On ne peut s’approcher d’un certain caractère juridique de l’entreprise qu’après quelques constatations fondamentales :

1° constatation : toute entreprise appartient à un entrepreneur
L’entrepreneur a la propriété des moyens de production. Économiquement parlant,  il possède un capital et accepte de le risquer.

2° constatation : Les facteurs de production nécessaires à l’exercice de l’activité choisie seront réunis au moyen d’accords contractuels:

L’entrepreneur va en effet conclure

  • – des contrats de travail avec des salariés
  • – des contrats de prêt avec son banquier
  • – des contrats de fourniture avec les fournisseurs
  • – des contrats en vue de l’acquisition du matériel (ex : leasing)

Le droit envisage donc l’entreprise essentiellement  sous l’angle du droit des obligations et sous l’angle des structures juridiques. L’analyse économique se reflète donc très mal dans l’ordre juridique.

Donc, si les définitions économiques manquent de caractère juridique, le droit seul cerne de façon insuffisante l’entreprise car il reste fondé sur un principe qui associe les notions de propriété et de pouvoir.

Autrefois, il existait même un sacro-saint principe qui était celui de l’unité du patrimoine : « Toute personne a un patrimoine mais n’en a qu’un ».
Il en résulte que pour un entrepreneur individuel, l’entreprise est considérée dans son patrimoine de la même manière que ses biens personnels. Le principe de l’unité du patrimoine est par là même très gênant car les dettes de l’entreprise engageront non seulement les biens de l’entreprise mais également les autres biens de l’entrepreneur.
Inversement, les dettes personnelles de l’entrepreneur engageront également les biens affectés à l’exploitation de l’entreprise.

Ce principe est sérieusement remis en cause aujourd’hui.

Le fait d’accorder en Droit  une autonomie totale à l’entreprise suppose  la reconnaissance de l’existence  juridique d’un patrimoine d’affectation. Pendant de très nombreuses années le Droit n’a pas évolué à ce niveau.

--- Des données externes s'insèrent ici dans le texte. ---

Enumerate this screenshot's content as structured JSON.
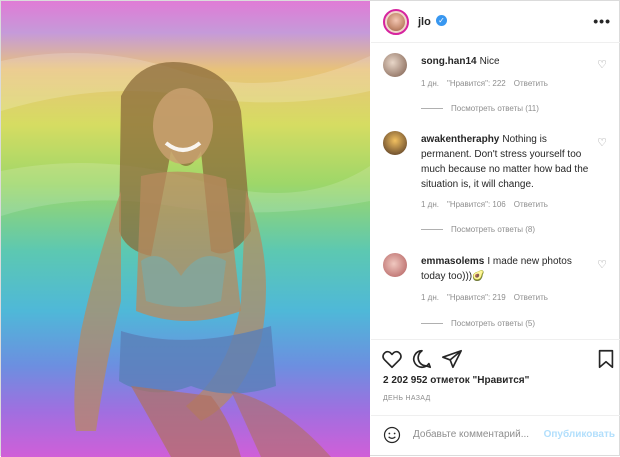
{
  "post": {
    "username": "jlo",
    "verified": true
  },
  "comments": [
    {
      "username": "song.han14",
      "text": "Nice",
      "age": "1 дн.",
      "likes": "\"Нравится\": 222",
      "reply": "Ответить",
      "view_replies": "Посмотреть ответы (11)"
    },
    {
      "username": "awakentheraphy",
      "text": "Nothing is permanent. Don't stress yourself too much because no matter how bad the situation is, it will change.",
      "age": "1 дн.",
      "likes": "\"Нравится\": 106",
      "reply": "Ответить",
      "view_replies": "Посмотреть ответы (8)"
    },
    {
      "username": "emmasolems",
      "text": "I made new photos today too)))🥑",
      "age": "1 дн.",
      "likes": "\"Нравится\": 219",
      "reply": "Ответить",
      "view_replies": "Посмотреть ответы (5)"
    }
  ],
  "likes_count": "2 202 952 отметок \"Нравится\"",
  "time": "ДЕНЬ НАЗАД",
  "comment_box": {
    "placeholder": "Добавьте комментарий...",
    "publish_label": "Опубликовать"
  },
  "colors": {
    "link_blue": "#3897f0",
    "publish_blue_disabled": "#b2dffc",
    "muted_text": "#8e8e8e"
  },
  "icons": [
    "more-options-icon",
    "heart-icon",
    "comment-icon",
    "share-icon",
    "bookmark-icon",
    "emoji-icon",
    "verified-badge-icon"
  ]
}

En France, la théorie du patrimoine d’affectation n’est parvenue que très lentement à s’introduire dans notre droit.
En effet  on admettait assez mal qu’une personne puisse « mettre une partie de ses biens à l’ombre » en les faisant échapper aux poursuites des créanciers ».
En bref, le législateur voulait protéger les créanciers de l’entrepreneur ; c’est la raison d’être du principe de l’unité du patrimoine. Le droit ignorait donc (dans une certaine mesure) l’entreprise pour ne connaître que l’entrepreneur.

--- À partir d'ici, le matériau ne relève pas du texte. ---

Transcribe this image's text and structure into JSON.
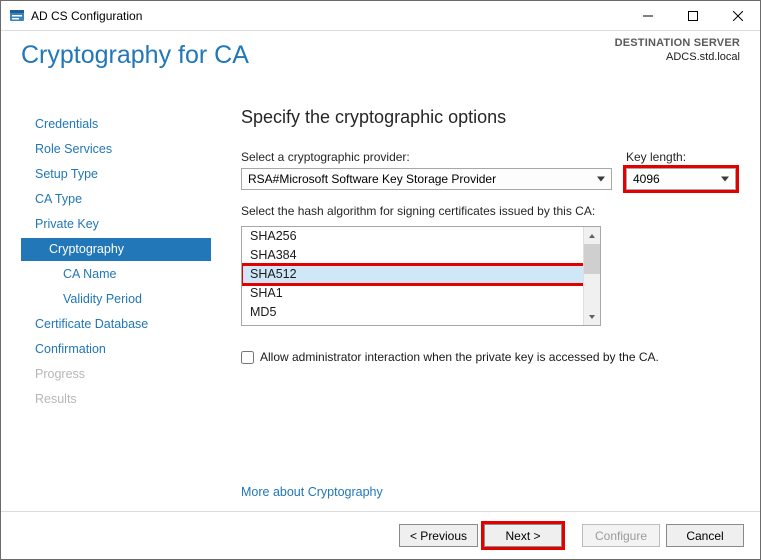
{
  "titlebar": {
    "title": "AD CS Configuration"
  },
  "header": {
    "heading": "Cryptography for CA",
    "dest_label": "DESTINATION SERVER",
    "dest_host": "ADCS.std.local"
  },
  "nav": {
    "items": [
      {
        "label": "Credentials",
        "level": 0,
        "active": false,
        "disabled": false
      },
      {
        "label": "Role Services",
        "level": 0,
        "active": false,
        "disabled": false
      },
      {
        "label": "Setup Type",
        "level": 0,
        "active": false,
        "disabled": false
      },
      {
        "label": "CA Type",
        "level": 0,
        "active": false,
        "disabled": false
      },
      {
        "label": "Private Key",
        "level": 0,
        "active": false,
        "disabled": false
      },
      {
        "label": "Cryptography",
        "level": 1,
        "active": true,
        "disabled": false
      },
      {
        "label": "CA Name",
        "level": 2,
        "active": false,
        "disabled": false
      },
      {
        "label": "Validity Period",
        "level": 2,
        "active": false,
        "disabled": false
      },
      {
        "label": "Certificate Database",
        "level": 0,
        "active": false,
        "disabled": false
      },
      {
        "label": "Confirmation",
        "level": 0,
        "active": false,
        "disabled": false
      },
      {
        "label": "Progress",
        "level": 0,
        "active": false,
        "disabled": true
      },
      {
        "label": "Results",
        "level": 0,
        "active": false,
        "disabled": true
      }
    ]
  },
  "content": {
    "heading": "Specify the cryptographic options",
    "provider_label": "Select a cryptographic provider:",
    "provider_value": "RSA#Microsoft Software Key Storage Provider",
    "keylen_label": "Key length:",
    "keylen_value": "4096",
    "hash_label": "Select the hash algorithm for signing certificates issued by this CA:",
    "hash_options": [
      "SHA256",
      "SHA384",
      "SHA512",
      "SHA1",
      "MD5"
    ],
    "hash_selected": "SHA512",
    "allow_admin_label": "Allow administrator interaction when the private key is accessed by the CA.",
    "more_link": "More about Cryptography"
  },
  "footer": {
    "previous": "< Previous",
    "next": "Next >",
    "configure": "Configure",
    "cancel": "Cancel"
  }
}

Aujourd’hui, la question semble avoir évolué, notamment dans la possibilité dont dispose un entrepreneur d’affecter à son activité professionnelle un patrimoine spécifique et bénéficier ainsi du régime juridique de l’EIRL.

Dans les sociétés (SA et S.A.R.L), une certaine autonomie est accordée à l’entreprise du point de vue de la responsabilité des associés sur le passif social, mais par ailleurs les notions de propriété et de pouvoir restent confondues.
De plus il est possible de constituer une EURL ce qui a pour effet de limiter la responsabilité de l’entrepreneur (facilement contournée par les banques car les prêts aux EURL sont toujours assortis de garanties personnelles).

On peut donc dire que l’entreprise commence à être reconnue comme une entité distincte de l’entrepreneur en raison de sa mission sociale et économique.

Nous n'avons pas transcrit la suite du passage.